While Conner is talking about film and photography, it is clear that he put his knowledge of this scientific phenomenon into the drawings and prints. Various means are used to create the illusion of motion, among them: shifting, rhythmic fields of dense, abstract patterning; the interplay between positive and negative; and the use of white to generate a stroboscopic-like effect. The retinal afterimage, that is the result of the fast changing contrast between black-and-white, causes the image to appear to be moving-an effect that is both compelling and disconcerting.

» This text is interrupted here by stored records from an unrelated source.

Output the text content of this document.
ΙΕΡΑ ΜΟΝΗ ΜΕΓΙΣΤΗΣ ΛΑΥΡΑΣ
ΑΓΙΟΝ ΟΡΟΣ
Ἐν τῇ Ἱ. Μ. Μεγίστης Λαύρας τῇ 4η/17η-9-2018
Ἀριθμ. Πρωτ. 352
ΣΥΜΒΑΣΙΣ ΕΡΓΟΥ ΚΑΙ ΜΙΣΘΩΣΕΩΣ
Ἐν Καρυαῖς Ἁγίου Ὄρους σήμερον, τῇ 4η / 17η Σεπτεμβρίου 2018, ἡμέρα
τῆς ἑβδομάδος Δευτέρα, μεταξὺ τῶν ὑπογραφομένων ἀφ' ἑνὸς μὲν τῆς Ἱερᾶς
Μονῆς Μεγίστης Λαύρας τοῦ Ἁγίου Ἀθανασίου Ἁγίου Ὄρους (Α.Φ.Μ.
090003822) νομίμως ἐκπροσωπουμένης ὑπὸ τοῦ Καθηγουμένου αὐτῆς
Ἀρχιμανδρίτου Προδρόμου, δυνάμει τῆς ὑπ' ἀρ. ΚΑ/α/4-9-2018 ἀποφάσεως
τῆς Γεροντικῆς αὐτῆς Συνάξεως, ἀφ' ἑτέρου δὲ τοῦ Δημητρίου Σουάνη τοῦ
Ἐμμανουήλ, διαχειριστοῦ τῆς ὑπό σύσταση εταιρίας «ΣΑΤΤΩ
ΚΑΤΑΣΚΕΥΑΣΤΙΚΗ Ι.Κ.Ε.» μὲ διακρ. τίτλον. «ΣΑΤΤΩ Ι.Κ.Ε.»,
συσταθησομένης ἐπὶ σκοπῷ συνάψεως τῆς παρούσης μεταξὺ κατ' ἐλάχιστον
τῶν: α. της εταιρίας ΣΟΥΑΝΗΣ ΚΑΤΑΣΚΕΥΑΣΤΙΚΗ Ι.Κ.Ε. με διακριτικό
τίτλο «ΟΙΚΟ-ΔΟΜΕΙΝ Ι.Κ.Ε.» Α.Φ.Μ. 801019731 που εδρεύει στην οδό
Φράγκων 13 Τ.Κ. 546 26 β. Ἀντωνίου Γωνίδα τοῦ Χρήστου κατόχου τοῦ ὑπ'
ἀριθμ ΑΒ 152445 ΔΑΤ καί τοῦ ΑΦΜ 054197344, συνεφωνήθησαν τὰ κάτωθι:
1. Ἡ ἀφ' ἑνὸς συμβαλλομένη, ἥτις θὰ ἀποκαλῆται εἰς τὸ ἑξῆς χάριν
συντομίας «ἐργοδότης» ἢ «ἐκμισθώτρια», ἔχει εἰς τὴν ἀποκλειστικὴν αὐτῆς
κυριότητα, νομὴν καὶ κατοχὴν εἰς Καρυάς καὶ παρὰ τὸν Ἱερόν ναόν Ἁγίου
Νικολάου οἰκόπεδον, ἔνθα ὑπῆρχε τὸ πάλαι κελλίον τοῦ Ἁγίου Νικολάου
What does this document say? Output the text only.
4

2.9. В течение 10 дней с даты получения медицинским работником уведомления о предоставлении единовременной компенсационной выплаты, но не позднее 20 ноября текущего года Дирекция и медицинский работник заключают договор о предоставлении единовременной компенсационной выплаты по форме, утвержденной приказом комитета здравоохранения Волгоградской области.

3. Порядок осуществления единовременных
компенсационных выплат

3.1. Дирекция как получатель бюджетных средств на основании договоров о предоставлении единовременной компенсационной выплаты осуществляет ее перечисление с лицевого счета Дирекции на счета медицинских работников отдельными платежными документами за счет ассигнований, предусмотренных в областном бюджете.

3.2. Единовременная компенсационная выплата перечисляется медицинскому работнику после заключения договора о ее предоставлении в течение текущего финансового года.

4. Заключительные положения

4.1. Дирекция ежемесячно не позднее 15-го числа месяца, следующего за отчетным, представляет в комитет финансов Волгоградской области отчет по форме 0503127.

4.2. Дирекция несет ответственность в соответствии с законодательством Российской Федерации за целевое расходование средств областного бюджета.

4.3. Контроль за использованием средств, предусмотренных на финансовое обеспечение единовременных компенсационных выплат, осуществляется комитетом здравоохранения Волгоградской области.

Both the felt tip pen drawings and offset lithographs dissolve the figure/ground relationship, as well as become an unending engagement between black and white, darkness and light. Like Gnostic charts, many of the ones incorporating a Mandala can be read as hermetic maps of the universe. They bring to mind the illustrations one finds in Utriusque Cosmi, Volume 1 (1617) by Robert Fludd (1574-1638). Fludd presented sixteen Mandala-like structures, circles within circles, each of which detailed a stage of Genesis. Deeply knowledgeable about many arcane branches of philosophical speculation, the artist is able to evoke these associations by underscoring the formal relation of the graphic mark to its surrounding space. We see both formally rigorous drawing and an engagement between light and dark, and all the associations their encounter evokes. It is not the literal symbolism that he is necessarily interested in, but the relationship between a structure and its surroundings, form and chaos.